Elemente der Kriminalität

  • Unfairer Vorteil: Geld, Waren, Dienstleistungen oder anderer Vorteil.
  • Drohung/Druckmittel: Versprechen, eine Handlung zu tun/nicht auszuführen, zu der man das Recht hat/nicht hat.
  • Druck auf den Willen des Opfers: Ihn/sie zu einem Verhalten zwingen, das er/sie nicht will

Strafen

  • Art.107/1 (Basisfall): 1-3 Jahre Haft + Geldstrafe bis zu 5.000 Tagen.
  • Art.107/2 (qualifizierter Fall): Begehen unter Ausnutzung des Risikos, sich bloßzustellen: 3-7 Jahre Haft + Geldstrafe bis zu 5.000 Tage.

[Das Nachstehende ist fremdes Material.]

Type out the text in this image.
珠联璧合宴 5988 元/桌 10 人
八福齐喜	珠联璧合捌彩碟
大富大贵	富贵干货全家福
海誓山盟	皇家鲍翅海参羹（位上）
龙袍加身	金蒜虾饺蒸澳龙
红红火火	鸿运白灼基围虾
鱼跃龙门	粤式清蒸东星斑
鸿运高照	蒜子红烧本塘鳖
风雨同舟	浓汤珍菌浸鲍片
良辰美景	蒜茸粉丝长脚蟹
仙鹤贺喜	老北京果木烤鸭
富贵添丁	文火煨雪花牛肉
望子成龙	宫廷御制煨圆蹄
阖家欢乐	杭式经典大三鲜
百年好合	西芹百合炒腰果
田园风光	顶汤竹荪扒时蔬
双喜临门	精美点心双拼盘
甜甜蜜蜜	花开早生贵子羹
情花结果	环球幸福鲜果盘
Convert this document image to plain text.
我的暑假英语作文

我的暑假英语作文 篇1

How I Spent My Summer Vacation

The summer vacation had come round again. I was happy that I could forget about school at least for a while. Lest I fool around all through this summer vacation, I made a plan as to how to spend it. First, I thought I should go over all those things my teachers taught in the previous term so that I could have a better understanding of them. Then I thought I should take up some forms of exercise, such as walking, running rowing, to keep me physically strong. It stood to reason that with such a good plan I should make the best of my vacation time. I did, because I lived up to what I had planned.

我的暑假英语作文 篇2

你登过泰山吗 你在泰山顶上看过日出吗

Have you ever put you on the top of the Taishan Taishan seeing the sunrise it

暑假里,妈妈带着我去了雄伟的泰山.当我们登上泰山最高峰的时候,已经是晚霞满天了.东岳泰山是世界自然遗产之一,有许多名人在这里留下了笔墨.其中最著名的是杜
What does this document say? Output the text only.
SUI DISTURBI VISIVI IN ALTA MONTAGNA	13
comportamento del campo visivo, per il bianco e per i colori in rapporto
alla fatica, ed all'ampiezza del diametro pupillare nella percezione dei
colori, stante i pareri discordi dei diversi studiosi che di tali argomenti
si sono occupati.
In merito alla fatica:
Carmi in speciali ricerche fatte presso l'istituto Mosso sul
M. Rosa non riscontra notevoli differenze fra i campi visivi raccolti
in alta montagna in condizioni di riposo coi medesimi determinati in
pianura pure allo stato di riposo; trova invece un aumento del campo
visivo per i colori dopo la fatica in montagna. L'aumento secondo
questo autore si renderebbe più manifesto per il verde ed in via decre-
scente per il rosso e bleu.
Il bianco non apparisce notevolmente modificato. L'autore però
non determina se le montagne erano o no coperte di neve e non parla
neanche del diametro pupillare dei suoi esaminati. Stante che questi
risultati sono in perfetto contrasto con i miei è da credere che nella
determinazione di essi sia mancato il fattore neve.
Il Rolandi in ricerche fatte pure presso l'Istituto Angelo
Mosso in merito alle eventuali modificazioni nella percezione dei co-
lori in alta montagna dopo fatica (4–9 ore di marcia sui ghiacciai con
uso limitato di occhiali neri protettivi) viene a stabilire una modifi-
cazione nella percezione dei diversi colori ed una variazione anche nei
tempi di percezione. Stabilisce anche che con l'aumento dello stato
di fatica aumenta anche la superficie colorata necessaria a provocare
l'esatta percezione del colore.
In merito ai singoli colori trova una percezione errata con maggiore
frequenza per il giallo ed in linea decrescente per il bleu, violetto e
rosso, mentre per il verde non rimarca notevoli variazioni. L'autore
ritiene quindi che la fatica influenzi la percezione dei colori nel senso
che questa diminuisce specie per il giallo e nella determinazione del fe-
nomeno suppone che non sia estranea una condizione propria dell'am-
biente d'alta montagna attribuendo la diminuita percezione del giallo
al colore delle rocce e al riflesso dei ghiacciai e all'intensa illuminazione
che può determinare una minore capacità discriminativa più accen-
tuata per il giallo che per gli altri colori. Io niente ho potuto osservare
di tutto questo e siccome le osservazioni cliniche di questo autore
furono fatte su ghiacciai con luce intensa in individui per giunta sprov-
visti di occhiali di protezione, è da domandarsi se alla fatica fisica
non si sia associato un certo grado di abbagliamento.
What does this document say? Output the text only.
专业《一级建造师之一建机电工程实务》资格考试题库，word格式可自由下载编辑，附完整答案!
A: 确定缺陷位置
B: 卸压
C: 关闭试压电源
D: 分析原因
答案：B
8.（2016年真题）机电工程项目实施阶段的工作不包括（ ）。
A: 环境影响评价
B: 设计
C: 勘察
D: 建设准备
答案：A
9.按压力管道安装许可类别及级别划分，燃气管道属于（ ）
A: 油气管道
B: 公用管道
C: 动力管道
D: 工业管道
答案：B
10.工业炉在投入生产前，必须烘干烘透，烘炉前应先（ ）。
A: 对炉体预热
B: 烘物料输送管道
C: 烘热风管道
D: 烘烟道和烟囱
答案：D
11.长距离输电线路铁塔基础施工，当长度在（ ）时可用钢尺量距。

„Gefahr der Offenlegung“ – moderne Erpressung

Art.107/2 ist die häufigste Form der Erpressung im digitalen Zeitalter:

  • Drohung, intime Fotos/Videos zu teilen (Racheporno).
  • Drohung der Verbreitung privater Nachrichten.
  • Drohung einer Rufschädigung in den sozialen Medien.
  • Drohung, Geschäftsbeziehungsgeheimnisse preiszugeben
  • Geheimnisse über die Familiengeschichte.

5. CD des Obersten Gerichtshofs – etablierter Ansatz

5. CD akzeptiert, dass die „Erlangung eines ungerechtfertigten Vorteils“ bei der Straftat der Erpressung ein konkreter Vorteil (Geld, Waren) oder ein immaterieller Vorteil (z. B. die Erzwingung der Fortsetzung der Beziehung) sein kann. Es reicht aus, dass der Wille des Opfers durch Druck geformt wird; Es ist nicht zwingend erforderlich, dass die Leistung erbracht wurde.

Social Media – Praktische Anatomie

  • Die Gegenpartei verlangt Geld für das aufgenommene Foto/Video.
  • Drohung vom Typ „Wenn Sie X TL nicht innerhalb von 24 Stunden senden, werde ich es verbreiten“.
  • Das Opfer zahlt; aber in den meisten Fällen bleibt die Bedrohung bestehen („weiter“).
  • Oder das Opfer wehrt sich und der Inhalt verbreitet sich tatsächlich.
  • Verwandte Straftaten

    • TCK Art. 134-136: Privatsphäre des Privatlebens, Verarbeitung personenbezogener Daten.
    • TCK-Artikel 103: Sexueller Missbrauch eines Kindes (wenn das Opfer unter 18 Jahre alt ist).
    • TCK Artikel 96: Folter (bei langfristigem Druck).
    • Gesetz Nr. 5651: Entfernung von Inhalten und Sperrung des Zugriffs.

    Was das Opfer tun sollte

  • Senden Sie kein Geld – Erpresser drohen oft weiterhin.
  • Alle Nachrichten mit Screenshot archivieren.
  • Bewerben Sie sich umgehend bei der Polizei/Staatsanwaltschaft.
  • Zugriffssperre im Rahmen von 5651 m.9, wenn sich der Inhalt im Internet verbreitet hat.
  • Behalten Sie sich das Recht auf moralische Entschädigung vor.
  • Holen Sie sich psychologische Unterstützung.
  • Prävention

    • Vermeiden Sie private Inhalte auf dem Gerät einer anderen Person.
    • Senden Sie eine Löschanfrage für Inhalte, die aus früheren Beziehungen übrig geblieben sind.
    • Kontrolle über Cloud-Backups.

    Erpressungsakten gehen mit mehreren Straftaten einher; erfahrene Strafverteidiger können schnell handeln.